Sollte nun die Schweiz ab kommenden Jahr die Reform umsetzen, so steigt damit die Steuerlast in der Schweiz für globale Konzerne wie Roche und Novartis. Bei US-Konzernen dürften die Zielländer aber weiterhin keine Extra-Steuern erheben. Sprich: «Die US-Tech-Konzerne würden nicht mehr Steuern zahlen, die Schweizer Pharma-Industrie sehr wohl», sagte Scienceindustries-Präsident  Leuenberger.  

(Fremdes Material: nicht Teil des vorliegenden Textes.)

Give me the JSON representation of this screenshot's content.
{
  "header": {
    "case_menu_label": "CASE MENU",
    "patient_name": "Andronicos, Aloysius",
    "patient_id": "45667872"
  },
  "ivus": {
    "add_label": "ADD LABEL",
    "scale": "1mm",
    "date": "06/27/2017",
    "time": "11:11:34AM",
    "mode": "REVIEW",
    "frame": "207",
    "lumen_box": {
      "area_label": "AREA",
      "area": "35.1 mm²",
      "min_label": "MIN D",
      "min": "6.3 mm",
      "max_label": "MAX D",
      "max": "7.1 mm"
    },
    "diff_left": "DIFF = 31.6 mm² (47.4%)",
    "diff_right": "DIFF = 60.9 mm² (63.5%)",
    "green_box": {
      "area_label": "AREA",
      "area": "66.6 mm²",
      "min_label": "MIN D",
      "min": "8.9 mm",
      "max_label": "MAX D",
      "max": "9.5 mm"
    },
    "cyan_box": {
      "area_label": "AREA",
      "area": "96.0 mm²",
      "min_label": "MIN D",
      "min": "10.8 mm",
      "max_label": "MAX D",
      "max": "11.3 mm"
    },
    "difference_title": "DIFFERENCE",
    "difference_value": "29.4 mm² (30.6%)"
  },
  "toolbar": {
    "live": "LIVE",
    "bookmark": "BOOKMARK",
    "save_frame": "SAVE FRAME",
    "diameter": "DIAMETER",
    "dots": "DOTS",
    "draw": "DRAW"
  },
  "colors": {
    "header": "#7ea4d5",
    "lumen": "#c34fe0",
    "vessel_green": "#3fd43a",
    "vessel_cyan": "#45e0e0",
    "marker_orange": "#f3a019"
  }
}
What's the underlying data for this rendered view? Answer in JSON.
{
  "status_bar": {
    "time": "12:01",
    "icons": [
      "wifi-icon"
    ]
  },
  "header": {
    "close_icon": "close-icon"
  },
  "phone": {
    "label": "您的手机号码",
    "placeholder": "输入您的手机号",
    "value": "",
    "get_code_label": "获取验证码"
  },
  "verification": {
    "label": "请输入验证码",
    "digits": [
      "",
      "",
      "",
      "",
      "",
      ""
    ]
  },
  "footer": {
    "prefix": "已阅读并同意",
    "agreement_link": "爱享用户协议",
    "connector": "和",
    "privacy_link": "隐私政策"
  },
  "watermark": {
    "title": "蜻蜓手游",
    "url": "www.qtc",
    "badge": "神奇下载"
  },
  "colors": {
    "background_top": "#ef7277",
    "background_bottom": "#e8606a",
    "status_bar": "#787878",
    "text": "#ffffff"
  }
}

Wegen der US-Ausnahme vom Regelwerk drohe eine wahre «Perversion» der ursprünglichen Idee, die Firmensteuer global fairer zu gestalten. «Wer ein gutes Steuersystem hat, wird vielmehr bestraft», so Leuenberger. Ob der Bund auf die Sorgen eingeht, sei derzeit unklar. Es gäbe Gespräche mit dem Bundesrat, so Leuenberger.